Speaking in what appeared to be a carefully scripted televised meeting with President Vladimir V. Putin of Russia, Foreign Minister Sergey V. Lavrov said that he supported continuing negotiations with the West on the “security guarantees” Russia has been demanding of the United States and NATO.
“I believe that our possibilities are far from exhausted,” Mr. Lavrov said, referring to Russia’s negotiations with the West. “I would propose continuing and intensifying them.”
Mr. Putin responded simply: “Good.”
I don't put much stock in a scripted presentation for the cameras when Russian and Belarusian war planes are screaming overhead near Ukraine's border and Russian warships are sailing through the Bosporus to the Black Sea; when Putin has had 100,000 ground troops massed on the border for a month in the dead of winter; when he has his generals and admirals running around preparing for war assiduously.
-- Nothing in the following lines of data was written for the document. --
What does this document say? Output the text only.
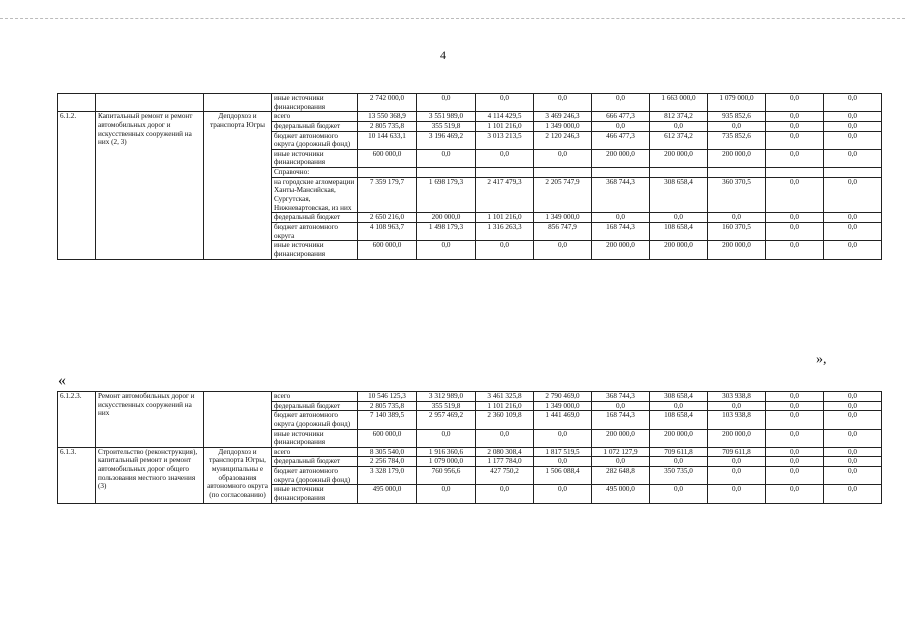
4
			иные источники финансирования	2 742 000,0	0,0	0,0	0,0	0,0	1 663 000,0	1 079 000,0	0,0	0,0
6.1.2.	Капитальный ремонт и ремонт автомобильных дорог и искусственных сооружений на них (2, 3)	Депдорхоз и транспорта Югры	всего	13 550 368,9	3 551 989,0	4 114 429,5	3 469 246,3	666 477,3	812 374,2	935 852,6	0,0	0,0
			федеральный бюджет	2 805 735,8	355 519,8	1 101 216,0	1 349 000,0	0,0	0,0	0,0	0,0	0,0
			бюджет автономного округа (дорожный фонд)	10 144 633,1	3 196 469,2	3 013 213,5	2 120 246,3	466 477,3	612 374,2	735 852,6	0,0	0,0
			иные источники финансирования	600 000,0	0,0	0,0	0,0	200 000,0	200 000,0	200 000,0	0,0	0,0
			Справочно:									
			на городские агломерации Ханты-Мансийская, Сургутская, Нижневартовская, из них	7 359 179,7	1 698 179,3	2 417 479,3	2 205 747,9	368 744,3	308 658,4	360 370,5	0,0	0,0
			федеральный бюджет	2 650 216,0	200 000,0	1 101 216,0	1 349 000,0	0,0	0,0	0,0	0,0	0,0
			бюджет автономного округа	4 108 963,7	1 498 179,3	1 316 263,3	856 747,9	168 744,3	108 658,4	160 370,5	0,0	0,0
			иные источники финансирования	600 000,0	0,0	0,0	0,0	200 000,0	200 000,0	200 000,0	0,0	0,0
»,
«
6.1.2.3.	Ремонт автомобильных дорог и искусственных сооружений на них		всего	10 546 125,3	3 312 989,0	3 461 325,8	2 790 469,0	368 744,3	308 658,4	303 938,8	0,0	0,0
			федеральный бюджет	2 805 735,8	355 519,8	1 101 216,0	1 349 000,0	0,0	0,0	0,0	0,0	0,0
			бюджет автономного округа (дорожный фонд)	7 140 389,5	2 957 469,2	2 360 109,8	1 441 469,0	168 744,3	108 658,4	103 938,8	0,0	0,0
			иные источники финансирования	600 000,0	0,0	0,0	0,0	200 000,0	200 000,0	200 000,0	0,0	0,0
6.1.3.	Строительство (реконструкция), капитальный ремонт и ремонт автомобильных дорог общего пользования местного значения (3)	Депдорхоз и транспорта Югры, муниципальны е образования автономного округа (по согласованию)	всего	8 305 540,0	1 916 360,6	2 080 308,4	1 817 519,5	1 072 127,9	709 611,8	709 611,8	0,0	0,0
			федеральный бюджет	2 256 784,0	1 079 000,0	1 177 784,0	0,0	0,0	0,0	0,0	0,0	0,0
			бюджет автономного округа (дорожный фонд)	3 328 179,0	760 956,6	427 750,2	1 506 088,4	282 648,8	350 735,0	0,0	0,0	0,0
			иные источники финансирования	495 000,0	0,0	0,0	0,0	495 000,0	0,0	0,0	0,0	0,0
The Russian Foreign Ministry said in December that talks with the West would not be dragged out, that that was a Western game that they were not going to play again. Well, here we are in mid-February. If it is true, as Lavrov says, that diplomatic possibilities still "are far from exhausted," the Russian military is, and it would not be American disinformation that the generals are bitching about Putin.
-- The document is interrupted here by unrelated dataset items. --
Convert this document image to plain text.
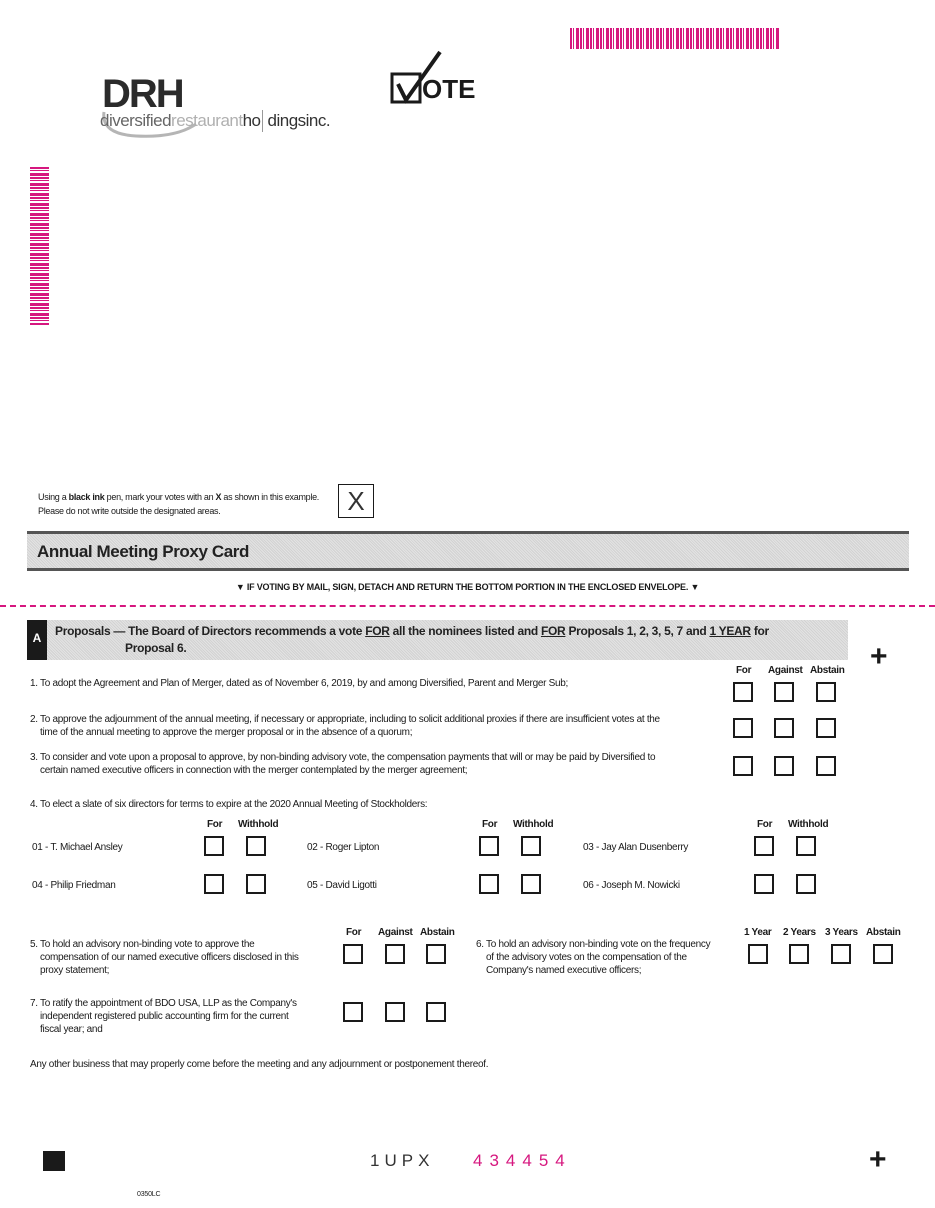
DRH
diversifiedrestaurantho dingsinc.
OTE
Using a black ink pen, mark your votes with an X as shown in this example.
Please do not write outside the designated areas.	X
Annual Meeting Proxy Card
▼ IF VOTING BY MAIL, SIGN, DETACH AND RETURN THE BOTTOM PORTION IN THE ENCLOSED ENVELOPE. ▼
A	Proposals — The Board of Directors recommends a vote FOR all the nominees listed and FOR Proposals 1, 2, 3, 5, 7 and 1 YEAR for
Proposal 6.	+
For Against Abstain
1. To adopt the Agreement and Plan of Merger, dated as of November 6, 2019, by and among Diversified, Parent and Merger Sub;
2. To approve the adjournment of the annual meeting, if necessary or appropriate, including to solicit additional proxies if there are insufficient votes at the
time of the annual meeting to approve the merger proposal or in the absence of a quorum;
3. To consider and vote upon a proposal to approve, by non-binding advisory vote, the compensation payments that will or may be paid by Diversified to
certain named executive officers in connection with the merger contemplated by the merger agreement;
4. To elect a slate of six directors for terms to expire at the 2020 Annual Meeting of Stockholders:
For Withhold	For Withhold	For Withhold
01 - T. Michael Ansley	02 - Roger Lipton	03 - Jay Alan Dusenberry
04 - Philip Friedman	05 - David Ligotti	06 - Joseph M. Nowicki
For Against Abstain
5. To hold an advisory non-binding vote to approve the
compensation of our named executive officers disclosed in this
proxy statement;
1 Year 2 Years 3 Years Abstain
6. To hold an advisory non-binding vote on the frequency
of the advisory votes on the compensation of the
Company's named executive officers;
7. To ratify the appointment of BDO USA, LLP as the Company's
independent registered public accounting firm for the current
fiscal year; and
Any other business that may properly come before the meeting and any adjournment or postponement thereof.
1UPX 434454	+
0350LC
And I know this: the West has to give Russia something for, in none other than Fiona Hill's words, "Russia's legitimate security concerns"--and it should:
The televised meeting was a signal that Russia might continue using the threat of an invasion of Ukraine to try to squeeze diplomatic concessions from the West, rather than resorting to immediate military action.
1)Moscow has demanded that Ukraine never be allowed to join NATO and has also called for 2) a rollback of NATO forces from across Eastern Europe.
I have less tolerance for bullshit meetings than anyone I know. Meetings would be short were I a diplomat which manifestly I am not. Russian demand one would be granted by me. Russian demand two would be granted in principle: define "rollback."
The West's response:
The U.S. and NATO formally rejected those demands, but they proposed several areas — including nuclear arms control and limits on military exercises — where they were willing to negotiate.
I have no idea if the West's proposal on Russian demand two meets specs, I could see how it might, but with formal rejection of Russian demand one that would be the end of the meeting with me.